Otherwise, we find a spotty film without a whole lot of narrative thrust. Crooked mostly offers a romp that focuses on the antics of the inmates, so even though the prison break theme shadows the movie, it doesn’t become the main emphasis.

It doesn’t help that Crooked takes a dark turn in its last act that doesn’t fit the rest of the film. It feels cynical just for its own sake, and the finale threatens to spoil whatever fun we found in the prior 100 minutes or so.

Crooked’s cast gives the flick enough juice to keep the viewer engaged. Nonetheless, given all the talent involved, it becomes a moderate disappointment.

The Disc Grades: Picture B+/ Audio B-/ Bonus C-

There Was A Crooked Man… appears in an aspect ratio of approximately 2.35:1 on this Blu-ray Disc. Across the board, the transfer looked good.

No substantial issues with sharpness emerged. A few wider elements showed some minor softness, but those instances stayed minor.

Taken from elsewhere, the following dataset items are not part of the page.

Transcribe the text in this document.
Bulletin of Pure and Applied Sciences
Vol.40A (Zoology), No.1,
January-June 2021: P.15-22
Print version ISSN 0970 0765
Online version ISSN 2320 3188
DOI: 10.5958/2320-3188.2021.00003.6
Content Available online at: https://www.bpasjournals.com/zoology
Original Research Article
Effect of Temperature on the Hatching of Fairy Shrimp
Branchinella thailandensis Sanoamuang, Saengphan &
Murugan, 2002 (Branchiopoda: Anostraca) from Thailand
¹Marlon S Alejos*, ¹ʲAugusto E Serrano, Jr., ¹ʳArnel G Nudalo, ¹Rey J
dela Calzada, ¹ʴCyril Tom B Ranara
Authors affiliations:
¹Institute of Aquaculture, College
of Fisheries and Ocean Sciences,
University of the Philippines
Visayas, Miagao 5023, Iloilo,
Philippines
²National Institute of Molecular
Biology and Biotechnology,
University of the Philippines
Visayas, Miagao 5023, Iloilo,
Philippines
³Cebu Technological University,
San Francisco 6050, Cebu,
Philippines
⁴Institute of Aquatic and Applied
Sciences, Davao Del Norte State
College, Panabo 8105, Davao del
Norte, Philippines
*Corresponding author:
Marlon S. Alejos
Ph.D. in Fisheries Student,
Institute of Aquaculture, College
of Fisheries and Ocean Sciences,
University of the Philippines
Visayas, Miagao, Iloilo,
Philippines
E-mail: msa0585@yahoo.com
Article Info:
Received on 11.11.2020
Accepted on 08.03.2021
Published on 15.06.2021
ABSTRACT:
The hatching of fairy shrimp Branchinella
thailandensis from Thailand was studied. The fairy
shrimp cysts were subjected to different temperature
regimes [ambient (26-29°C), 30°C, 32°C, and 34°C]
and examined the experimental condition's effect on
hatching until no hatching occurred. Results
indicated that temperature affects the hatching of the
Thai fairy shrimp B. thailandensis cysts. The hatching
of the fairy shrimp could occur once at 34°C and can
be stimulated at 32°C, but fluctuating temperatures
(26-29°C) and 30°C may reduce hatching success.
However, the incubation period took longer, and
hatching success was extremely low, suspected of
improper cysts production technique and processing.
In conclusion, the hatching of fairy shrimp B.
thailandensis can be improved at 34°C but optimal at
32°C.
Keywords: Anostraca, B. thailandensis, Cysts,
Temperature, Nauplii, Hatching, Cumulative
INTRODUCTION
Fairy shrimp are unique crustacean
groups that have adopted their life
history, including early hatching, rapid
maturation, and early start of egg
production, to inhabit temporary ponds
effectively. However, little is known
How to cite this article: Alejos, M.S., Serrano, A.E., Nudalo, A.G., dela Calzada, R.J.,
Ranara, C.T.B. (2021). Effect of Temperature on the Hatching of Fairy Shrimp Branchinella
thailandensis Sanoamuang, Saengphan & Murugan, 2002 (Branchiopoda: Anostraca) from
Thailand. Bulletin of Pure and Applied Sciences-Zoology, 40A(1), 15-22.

No signs of jagged edges or shimmering materialized, and no edge enhancement was apparent. Source flaws remained absent, as I noticed no specks, marks or debris.

As befit the Western setting, colors looked low-key. They were always as full as the cinematography demanded, though, and they appeared solid. The occasional brighter hues seemed vivid and rich within the normally arid confines.

Blacks were dark and full, while shadows usually came across well. This was a consistently strong image.

As for the DTS-HD MA monaural soundtrack of Crooked, it was perfectly positive for its era. Speech sounded intelligible and clear, without significant edginess.

The movie offered a pop-oriented score, and these elements came across reasonably well. While the music lacked great range, it seemed clear enough and boasted a bit of low-end.

The effects represented the source elements in a competent manner. These elements offered reasonable accuracy with passable great punch. All of this was good enough for a “B-“.

In addition to the film’s trailer, we find a vintage featurette called “On Location”. It fills 10 minutes, 25 seconds and brings us comments from actor Michael Blodgett along with narration.

“Location” offers a general look at the shoot, with an emphasis on Blodgett’s work. Clearly those involved hoped to promote Blodgett and the Next Big Thing, which didn’t happen. Still, “Location” offers enough behind the scenes footage to merit a look.

With plenty of talent behind and in front of the camera, There Was A Crooked Man… should impress. However, outside of occasional moments of excellence, the movie seems surprisingly mediocre much of the time. The Blu-ray brings good picture and audio but it lacks many bonus features. Crooked keeps us mildly entertained and that’s about it.